Crise socio-politique au Mali : désormais des coups d’Etat comme solution à la mauvaise gouvernance !
En effet, que vaut réellement la disposition de l’alinéa 2 de l’article 121 de la Constituions de la République du Mali du 25 février 1992 dont la teneur suit : « … Tout coup d’Etat ou putsch est un crime imprescriptible contre le peuple malien ».
Faut-il le rappeler si besoin en était, tous les présidents maliens ont été victimes de coup d’Etat excepté Alpha Oumar KONARE (1992-2002).
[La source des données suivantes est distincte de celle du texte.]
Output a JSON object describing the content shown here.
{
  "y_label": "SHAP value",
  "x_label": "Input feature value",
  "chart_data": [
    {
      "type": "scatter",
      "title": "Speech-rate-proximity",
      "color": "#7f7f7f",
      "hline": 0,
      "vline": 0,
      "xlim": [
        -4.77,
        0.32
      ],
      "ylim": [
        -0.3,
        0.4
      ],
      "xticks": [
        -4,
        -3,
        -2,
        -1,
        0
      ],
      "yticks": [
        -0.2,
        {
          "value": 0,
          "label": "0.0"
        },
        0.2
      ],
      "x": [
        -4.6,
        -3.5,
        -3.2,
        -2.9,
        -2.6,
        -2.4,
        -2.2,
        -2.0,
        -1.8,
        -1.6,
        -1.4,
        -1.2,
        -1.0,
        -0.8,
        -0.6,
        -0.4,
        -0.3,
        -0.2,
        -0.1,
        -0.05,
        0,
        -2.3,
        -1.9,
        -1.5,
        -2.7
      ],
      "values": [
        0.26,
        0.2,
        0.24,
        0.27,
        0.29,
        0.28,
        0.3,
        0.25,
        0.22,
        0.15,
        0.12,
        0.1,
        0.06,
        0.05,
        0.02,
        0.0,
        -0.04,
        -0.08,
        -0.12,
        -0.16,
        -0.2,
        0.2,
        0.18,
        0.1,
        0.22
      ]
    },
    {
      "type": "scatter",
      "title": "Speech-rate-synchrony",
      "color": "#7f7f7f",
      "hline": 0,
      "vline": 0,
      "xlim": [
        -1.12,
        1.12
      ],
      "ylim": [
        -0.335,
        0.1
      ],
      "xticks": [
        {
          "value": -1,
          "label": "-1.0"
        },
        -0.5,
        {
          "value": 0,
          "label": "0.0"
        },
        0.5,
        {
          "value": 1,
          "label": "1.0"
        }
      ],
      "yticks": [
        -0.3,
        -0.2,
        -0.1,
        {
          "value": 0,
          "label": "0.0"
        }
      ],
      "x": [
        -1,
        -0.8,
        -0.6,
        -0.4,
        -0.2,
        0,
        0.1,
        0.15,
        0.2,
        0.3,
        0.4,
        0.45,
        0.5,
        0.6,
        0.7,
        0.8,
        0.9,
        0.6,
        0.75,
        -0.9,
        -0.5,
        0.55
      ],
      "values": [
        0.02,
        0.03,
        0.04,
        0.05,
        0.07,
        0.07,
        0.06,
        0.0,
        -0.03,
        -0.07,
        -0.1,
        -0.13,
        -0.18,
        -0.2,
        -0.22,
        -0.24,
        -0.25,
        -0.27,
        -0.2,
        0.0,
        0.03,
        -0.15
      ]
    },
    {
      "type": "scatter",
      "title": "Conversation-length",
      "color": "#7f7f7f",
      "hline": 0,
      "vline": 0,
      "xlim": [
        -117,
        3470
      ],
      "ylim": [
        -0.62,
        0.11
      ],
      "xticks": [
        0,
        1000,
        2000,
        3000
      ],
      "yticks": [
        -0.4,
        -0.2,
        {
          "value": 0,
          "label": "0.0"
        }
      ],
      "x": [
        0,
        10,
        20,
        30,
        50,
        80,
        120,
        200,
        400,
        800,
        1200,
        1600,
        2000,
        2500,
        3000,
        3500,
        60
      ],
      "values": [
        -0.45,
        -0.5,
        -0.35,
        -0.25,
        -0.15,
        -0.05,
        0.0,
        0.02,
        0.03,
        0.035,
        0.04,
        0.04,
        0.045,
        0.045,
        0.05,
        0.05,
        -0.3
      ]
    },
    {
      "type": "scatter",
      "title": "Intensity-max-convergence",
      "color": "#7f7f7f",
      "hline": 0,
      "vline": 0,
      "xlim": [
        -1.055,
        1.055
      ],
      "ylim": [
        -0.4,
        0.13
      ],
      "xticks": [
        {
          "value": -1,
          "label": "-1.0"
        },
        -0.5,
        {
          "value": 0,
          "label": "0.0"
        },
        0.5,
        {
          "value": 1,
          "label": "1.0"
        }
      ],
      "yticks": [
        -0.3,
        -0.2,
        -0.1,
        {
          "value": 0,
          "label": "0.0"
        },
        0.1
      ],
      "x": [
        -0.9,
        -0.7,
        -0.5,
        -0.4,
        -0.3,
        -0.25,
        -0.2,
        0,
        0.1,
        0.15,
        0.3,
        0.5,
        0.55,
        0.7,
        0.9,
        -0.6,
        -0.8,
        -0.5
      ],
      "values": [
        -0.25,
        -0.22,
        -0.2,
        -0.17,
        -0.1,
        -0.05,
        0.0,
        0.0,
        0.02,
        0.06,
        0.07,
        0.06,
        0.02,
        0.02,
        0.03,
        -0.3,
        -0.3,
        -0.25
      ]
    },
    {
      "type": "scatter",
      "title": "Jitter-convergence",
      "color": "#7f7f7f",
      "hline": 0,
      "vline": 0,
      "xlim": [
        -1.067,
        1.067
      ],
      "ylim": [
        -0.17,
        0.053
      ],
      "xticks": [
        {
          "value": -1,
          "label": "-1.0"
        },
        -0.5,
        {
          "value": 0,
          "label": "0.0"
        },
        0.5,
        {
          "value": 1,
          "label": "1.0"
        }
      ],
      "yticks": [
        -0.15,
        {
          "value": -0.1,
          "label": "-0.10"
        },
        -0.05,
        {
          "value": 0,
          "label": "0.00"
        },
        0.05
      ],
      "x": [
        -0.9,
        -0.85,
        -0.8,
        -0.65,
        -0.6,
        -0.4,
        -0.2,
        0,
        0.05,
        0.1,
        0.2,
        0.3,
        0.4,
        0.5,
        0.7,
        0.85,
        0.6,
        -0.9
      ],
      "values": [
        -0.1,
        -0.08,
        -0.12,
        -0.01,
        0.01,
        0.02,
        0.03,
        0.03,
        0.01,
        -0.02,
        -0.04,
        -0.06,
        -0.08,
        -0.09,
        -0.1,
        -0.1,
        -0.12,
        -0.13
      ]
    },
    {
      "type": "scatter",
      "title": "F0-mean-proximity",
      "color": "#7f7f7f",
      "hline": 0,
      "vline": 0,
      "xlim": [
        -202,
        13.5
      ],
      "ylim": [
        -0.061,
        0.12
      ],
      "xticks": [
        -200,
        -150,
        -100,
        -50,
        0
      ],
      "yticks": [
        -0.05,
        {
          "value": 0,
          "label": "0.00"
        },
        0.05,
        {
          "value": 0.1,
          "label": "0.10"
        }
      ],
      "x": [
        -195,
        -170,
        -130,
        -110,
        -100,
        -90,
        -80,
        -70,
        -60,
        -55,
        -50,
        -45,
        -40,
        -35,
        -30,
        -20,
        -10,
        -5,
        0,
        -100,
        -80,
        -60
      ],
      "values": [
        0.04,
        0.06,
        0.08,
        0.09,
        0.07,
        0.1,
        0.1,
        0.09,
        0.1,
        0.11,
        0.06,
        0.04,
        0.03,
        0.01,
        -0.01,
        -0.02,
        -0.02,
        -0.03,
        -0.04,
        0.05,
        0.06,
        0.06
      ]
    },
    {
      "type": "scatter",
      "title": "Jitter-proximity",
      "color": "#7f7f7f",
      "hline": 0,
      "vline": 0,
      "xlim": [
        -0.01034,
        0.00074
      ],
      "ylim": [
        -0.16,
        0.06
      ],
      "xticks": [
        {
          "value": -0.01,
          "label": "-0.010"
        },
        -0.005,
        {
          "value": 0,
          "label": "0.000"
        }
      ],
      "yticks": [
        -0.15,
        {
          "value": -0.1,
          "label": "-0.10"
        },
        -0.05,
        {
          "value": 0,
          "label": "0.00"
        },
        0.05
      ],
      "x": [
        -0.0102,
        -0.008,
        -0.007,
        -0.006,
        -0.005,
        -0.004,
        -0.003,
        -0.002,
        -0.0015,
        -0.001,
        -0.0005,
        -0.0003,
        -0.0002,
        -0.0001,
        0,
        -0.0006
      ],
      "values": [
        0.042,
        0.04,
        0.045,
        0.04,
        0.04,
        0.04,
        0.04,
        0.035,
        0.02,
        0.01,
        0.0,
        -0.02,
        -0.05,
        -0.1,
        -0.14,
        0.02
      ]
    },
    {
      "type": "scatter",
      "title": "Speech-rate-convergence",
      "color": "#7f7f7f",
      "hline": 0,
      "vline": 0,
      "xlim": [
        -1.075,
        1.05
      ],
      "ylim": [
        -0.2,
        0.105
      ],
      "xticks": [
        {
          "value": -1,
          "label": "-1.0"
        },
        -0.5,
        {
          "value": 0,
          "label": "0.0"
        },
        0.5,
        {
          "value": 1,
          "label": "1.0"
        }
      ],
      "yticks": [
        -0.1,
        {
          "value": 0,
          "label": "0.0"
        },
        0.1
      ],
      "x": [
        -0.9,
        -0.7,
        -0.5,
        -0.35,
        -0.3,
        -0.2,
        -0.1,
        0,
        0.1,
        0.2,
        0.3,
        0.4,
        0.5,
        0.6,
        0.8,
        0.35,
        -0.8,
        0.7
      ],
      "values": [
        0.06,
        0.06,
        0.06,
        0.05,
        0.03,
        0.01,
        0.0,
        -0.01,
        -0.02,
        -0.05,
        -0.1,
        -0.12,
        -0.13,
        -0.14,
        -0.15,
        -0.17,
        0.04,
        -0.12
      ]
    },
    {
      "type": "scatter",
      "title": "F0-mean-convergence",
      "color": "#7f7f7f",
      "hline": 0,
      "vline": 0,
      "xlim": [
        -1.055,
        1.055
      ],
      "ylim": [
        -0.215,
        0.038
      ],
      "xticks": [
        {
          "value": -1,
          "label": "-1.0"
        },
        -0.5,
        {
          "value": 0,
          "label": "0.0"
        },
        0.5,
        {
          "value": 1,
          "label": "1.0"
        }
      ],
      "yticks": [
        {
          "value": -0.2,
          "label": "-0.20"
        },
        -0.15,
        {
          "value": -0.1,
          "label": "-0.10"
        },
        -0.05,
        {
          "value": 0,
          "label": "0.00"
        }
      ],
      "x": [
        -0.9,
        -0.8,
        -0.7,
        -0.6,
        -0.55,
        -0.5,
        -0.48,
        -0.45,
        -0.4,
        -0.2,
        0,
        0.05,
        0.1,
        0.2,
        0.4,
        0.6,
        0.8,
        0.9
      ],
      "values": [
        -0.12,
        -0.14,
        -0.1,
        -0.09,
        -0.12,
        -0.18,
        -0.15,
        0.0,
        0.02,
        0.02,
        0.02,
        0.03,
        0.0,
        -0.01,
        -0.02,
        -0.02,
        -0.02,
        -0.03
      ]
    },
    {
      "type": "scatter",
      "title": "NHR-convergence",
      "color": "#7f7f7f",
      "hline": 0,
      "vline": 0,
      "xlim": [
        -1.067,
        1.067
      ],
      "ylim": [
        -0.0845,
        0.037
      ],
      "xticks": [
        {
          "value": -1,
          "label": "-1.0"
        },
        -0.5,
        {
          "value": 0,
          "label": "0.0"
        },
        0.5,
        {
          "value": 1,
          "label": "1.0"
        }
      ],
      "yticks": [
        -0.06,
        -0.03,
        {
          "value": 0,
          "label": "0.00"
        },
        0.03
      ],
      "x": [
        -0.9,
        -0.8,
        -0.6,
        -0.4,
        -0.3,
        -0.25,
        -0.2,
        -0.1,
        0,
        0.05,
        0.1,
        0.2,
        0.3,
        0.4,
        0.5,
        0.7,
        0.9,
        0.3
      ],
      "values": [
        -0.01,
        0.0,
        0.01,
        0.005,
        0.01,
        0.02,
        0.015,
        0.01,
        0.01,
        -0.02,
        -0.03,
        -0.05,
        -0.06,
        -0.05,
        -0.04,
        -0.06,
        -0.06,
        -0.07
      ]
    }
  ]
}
Le mardi 18 août 2020, l’histoire s’est répétée à nouveau pour le Mali avec le renversement du Président Ibrahim Boubacar KEITA et l’ensemble de son régime par des jeunes colonels, Assimi GOITA, Malick DIAW, Sadio CAMARA et Ismael WAGUE, entre autres.
Nul n’ignorait la profondeur de la crise dans laquelle le pays est plongé, avec à la clé des grèves dans presque tous les secteurs socio-économiques du pays et dont il fallait chercher un dénouement rapide. C’est pourquoi ces jeunes officiers supérieurs ont décidé de prendre leur responsabilité pour sortir le Mali de la crise socio-politique qui n’avait que trop duré, d’où toute la ferveur populaire autour de l’acte.
Mais pour autant, une question s’impose : faut-il désormais légaliser les coups de force comme solution à la mal gouvernance, aux différentes crises ? il semble que oui, au regard de la presque unanimité autour de cet énième coup d’Etat. En effet, les réactions enthousiastes des forces vives, notamment la classe politique aussi bien dans l’opposition que dans la majorité, avec des condamnations de façade. Le Président du RPM, Dr Bocary TRETA, condamne du bout des lèvres, avant de déclarer que le discours prononcé par la junte encourage à la réflexion pour une perspective de sortie de crise et que son parti est « totalement disponible » pour travailler avec les putschistes. Quant au Président du Conseil National de la Société civile, Bourehima Allaye TOURE, il déclare avoir noté avec satisfaction la main tendue de nouveaux acteurs après une condamnation symbolique. L’éminent avocat, Me Mountaga TALL, a choisi de nier tout simplement le coup d’Etat. Certains responsables du M5-RFP s’en sont réjouis, estimant que c’est un parachèvement de leur lutte. Le Président du parti Yelema, Moussa MARA est affirmatif quant à la nécessité pour l’ensemble des forces vives de travailler avec les militaires. Seul l’ADEMA-PASJ a fait un peu mieux, en condamnant avec fermeté et en exigeant le rétablissement de l’ordre constitutionnel mais aussi et surtout son communiqué n’a pas fait mention de la disponibilité du parti à travailler avec les militaires putschistes.
Pour sa part, la communauté internationale a dans un premier temps, condamné avec vigueur en exigeant le rétablissement du régime déchu, avant de prendre fait et cause pour la réalité des faits.
En clair, l’esprit de l’alinéa 2 de l’article 121 est de rejeter en bloc et de façon irréversible tout coup d’Etat ou putsch et le cas échéant, mettre tout en œuvre pour le retour aux affaires du président déchu. Les maliens doivent arrêter de justifier les coups d’Etat par des prétextes de mal gouvernance, d’incompétence ou toute autre infraction à la gouvernance ou à la démocratie. S’il est vrai qu’une lutte implacable doit être menée contre l’impunité et les maux qui minent la gouvernance, ces coups de forces à répétition représentent un danger réel pour la démocratie et la stabilité au Mali, car toutes les fois qu’un groupuscule de militaires estime que l’occasion est propice, il se lèvera pour renverser le régime en place au prétexte de la mal gouvernance et, bonjour l’instabilité chronique, que dieu nous en garde, pauvre Mali.